The Swope's mansion in Sands Point is about to be destroyed, forever closing another chapter in Port Washington's illustrious history. It is happening all too often. In the quest for modernization and expansion, developers are carving up our community's notable sites, leaving a void in our town's historic genealogy.
All my life here on the peninsula, I have heard the Swope's mansion at Lands End referred to as the Gatsby house. Many people accept this as fact. F. Scott Fitzgerald's famous novel, The Great Gatsby, included a character like Herbert Bayard Swope. He was a man larger than life, and people knew or heard about dignitaries and other people of high regard being entertained at his home just like Mr. Gatsby in the novel. In his memoirs, Swope's son mentioned a time when F. Scott Fitzgerald was found sleeping on the lawn of his father's home after a night of partying. We also know people like, Winston Churchill, Randolph Churchill (his son), Averill Harriman, Albert Einstein, Alexander Woolcott, and more who visited Swope. With information such as this, it is plausible that a connection exists between Fitzgerald's novel and the Swope's mansion.
Many people have referred to the tip of our peninsula as the "East Egg," another reference from The Great Gatsby. And we all know of the origins of "The Gold Coast."
Someone once told me that history is sometimes recorded and remembered through regional perspectives. This is accomplished when a community's history is interpreted from the local lore and stories passed down from the people who lived there. In Port Washington, the regional accounts of the Swope's family and home along with the many references to F. Scott Fitzgerald's work give importance to the preservation of the mansion. Maybe this fictitious home was Beacon Towers instead, or another home long gone. Swope's mansion became the place of our local folklore and has been recognized as such for many years.

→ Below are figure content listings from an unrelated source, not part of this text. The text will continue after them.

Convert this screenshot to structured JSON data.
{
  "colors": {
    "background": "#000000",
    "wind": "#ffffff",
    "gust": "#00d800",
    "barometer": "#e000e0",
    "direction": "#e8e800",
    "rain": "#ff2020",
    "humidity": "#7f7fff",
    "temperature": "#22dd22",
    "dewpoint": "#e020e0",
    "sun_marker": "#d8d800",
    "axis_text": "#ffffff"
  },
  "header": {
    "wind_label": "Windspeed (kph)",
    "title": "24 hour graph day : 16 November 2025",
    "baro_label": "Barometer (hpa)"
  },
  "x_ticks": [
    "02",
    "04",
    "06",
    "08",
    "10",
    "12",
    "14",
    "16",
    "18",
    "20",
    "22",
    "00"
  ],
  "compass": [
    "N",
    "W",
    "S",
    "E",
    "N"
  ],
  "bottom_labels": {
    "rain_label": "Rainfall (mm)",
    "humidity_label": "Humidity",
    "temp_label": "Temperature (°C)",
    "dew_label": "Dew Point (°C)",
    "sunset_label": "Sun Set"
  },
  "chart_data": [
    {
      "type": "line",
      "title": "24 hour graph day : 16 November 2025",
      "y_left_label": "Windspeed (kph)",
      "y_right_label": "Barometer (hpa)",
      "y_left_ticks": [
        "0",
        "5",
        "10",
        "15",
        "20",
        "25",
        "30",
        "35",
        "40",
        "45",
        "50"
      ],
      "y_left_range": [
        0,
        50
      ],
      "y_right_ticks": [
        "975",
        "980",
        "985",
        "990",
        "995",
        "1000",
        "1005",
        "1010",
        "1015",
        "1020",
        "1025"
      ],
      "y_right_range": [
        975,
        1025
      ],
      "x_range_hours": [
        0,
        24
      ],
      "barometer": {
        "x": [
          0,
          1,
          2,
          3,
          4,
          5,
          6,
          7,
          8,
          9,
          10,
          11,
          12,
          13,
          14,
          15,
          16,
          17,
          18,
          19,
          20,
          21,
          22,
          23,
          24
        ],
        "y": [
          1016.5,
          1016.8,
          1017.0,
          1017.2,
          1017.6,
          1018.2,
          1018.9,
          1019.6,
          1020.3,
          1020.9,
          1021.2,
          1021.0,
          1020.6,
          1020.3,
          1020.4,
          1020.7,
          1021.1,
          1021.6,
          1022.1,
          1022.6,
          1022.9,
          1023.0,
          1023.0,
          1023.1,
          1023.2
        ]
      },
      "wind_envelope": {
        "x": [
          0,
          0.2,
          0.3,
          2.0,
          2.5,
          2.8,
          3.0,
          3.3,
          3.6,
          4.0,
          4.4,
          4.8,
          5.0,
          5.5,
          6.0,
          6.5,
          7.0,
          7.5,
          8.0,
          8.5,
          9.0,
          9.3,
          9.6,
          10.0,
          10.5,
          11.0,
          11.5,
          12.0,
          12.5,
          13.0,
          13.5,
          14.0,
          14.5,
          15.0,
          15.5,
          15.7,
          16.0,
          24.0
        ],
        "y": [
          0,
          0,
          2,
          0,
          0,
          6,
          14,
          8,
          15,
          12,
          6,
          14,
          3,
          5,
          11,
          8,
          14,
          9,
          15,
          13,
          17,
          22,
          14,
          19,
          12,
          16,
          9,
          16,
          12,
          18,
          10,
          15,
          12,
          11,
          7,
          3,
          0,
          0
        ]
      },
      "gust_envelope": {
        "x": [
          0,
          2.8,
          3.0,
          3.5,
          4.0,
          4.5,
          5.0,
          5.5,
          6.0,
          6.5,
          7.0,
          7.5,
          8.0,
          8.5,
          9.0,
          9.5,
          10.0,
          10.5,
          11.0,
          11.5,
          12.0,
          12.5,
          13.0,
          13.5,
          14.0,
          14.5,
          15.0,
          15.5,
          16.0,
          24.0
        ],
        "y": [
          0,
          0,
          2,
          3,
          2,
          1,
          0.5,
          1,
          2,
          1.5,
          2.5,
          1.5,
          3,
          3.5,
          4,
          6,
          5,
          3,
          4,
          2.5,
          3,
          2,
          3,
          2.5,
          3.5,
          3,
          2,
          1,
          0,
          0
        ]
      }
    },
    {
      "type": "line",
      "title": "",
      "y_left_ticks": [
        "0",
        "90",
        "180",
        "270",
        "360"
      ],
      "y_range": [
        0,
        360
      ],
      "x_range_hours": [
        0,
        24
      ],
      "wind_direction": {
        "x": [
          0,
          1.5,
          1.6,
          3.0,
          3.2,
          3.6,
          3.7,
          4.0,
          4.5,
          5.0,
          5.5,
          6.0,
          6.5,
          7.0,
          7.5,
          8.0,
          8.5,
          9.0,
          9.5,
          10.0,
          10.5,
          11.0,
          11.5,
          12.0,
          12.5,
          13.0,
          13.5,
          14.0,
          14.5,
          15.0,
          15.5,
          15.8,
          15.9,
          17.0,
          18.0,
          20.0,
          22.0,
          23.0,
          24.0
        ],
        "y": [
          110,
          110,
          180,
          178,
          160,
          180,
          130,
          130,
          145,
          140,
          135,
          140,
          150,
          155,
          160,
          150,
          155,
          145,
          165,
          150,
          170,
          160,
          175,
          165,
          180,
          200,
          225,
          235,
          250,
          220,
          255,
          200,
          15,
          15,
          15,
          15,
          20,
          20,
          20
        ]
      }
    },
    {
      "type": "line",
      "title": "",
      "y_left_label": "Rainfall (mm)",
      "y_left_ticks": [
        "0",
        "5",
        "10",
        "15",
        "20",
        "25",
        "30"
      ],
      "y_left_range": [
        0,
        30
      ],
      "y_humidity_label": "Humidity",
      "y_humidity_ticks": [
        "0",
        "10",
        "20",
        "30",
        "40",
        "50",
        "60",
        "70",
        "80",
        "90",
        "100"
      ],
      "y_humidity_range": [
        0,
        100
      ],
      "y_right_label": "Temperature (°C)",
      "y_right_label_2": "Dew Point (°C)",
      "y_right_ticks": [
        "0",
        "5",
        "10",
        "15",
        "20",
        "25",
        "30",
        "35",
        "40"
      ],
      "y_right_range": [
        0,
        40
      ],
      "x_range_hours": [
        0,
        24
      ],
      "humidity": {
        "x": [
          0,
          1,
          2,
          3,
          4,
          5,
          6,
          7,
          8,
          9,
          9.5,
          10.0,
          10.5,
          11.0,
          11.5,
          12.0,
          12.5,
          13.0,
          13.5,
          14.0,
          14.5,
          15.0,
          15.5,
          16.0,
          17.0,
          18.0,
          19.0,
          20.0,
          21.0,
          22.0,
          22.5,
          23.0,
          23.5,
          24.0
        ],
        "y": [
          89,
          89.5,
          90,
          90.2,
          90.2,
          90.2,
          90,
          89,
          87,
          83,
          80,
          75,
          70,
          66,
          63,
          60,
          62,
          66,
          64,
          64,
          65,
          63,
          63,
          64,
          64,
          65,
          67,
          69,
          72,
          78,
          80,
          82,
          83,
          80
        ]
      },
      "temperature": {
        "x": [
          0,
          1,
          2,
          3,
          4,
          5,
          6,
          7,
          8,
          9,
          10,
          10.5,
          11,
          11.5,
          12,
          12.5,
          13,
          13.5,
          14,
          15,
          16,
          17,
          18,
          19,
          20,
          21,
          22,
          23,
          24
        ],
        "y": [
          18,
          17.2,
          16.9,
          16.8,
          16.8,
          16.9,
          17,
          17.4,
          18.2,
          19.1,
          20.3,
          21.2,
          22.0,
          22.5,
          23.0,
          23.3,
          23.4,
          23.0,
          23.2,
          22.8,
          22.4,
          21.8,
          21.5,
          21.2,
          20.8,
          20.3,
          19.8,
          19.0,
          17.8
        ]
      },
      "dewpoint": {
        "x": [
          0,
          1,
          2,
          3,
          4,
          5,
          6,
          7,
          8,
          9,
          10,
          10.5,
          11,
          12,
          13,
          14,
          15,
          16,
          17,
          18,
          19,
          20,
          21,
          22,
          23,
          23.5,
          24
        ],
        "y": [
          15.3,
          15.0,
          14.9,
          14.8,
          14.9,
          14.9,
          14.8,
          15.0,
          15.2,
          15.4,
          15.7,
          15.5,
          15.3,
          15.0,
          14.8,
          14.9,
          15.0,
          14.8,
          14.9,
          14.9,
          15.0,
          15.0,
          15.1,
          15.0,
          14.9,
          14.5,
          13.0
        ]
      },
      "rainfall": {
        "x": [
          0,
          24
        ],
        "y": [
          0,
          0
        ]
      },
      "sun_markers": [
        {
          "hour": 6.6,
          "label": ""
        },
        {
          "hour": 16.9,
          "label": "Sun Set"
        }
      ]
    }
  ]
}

Although no one can prove that Stanford White did or did not design the colonial revival home for A. C. Sloane, what has become of even greater value here is the myth. We have enjoyed imagining what it would have been like to be a fly on the wall at Swope's mansion during those high times in the 1920s. Even if the mansion is raised to the ground it will always be the home of "The Great Jay Gatsby" for many of us.
As a local preservation builder I have brought several homes back to their original condition, some dating back to the early 19th century. Swope's home could be saved if the owner was interested, or felt the myth held a special value.
Many years ago the Baxter homestead was subdivided and developed, but the developer not only spared the house but named the subdivision after it. Today it is a separate incorporated village named Baxter Estates. Today the home is a recognized landmark, it would be wonderful to see the developer of the Swope's estate take the same path.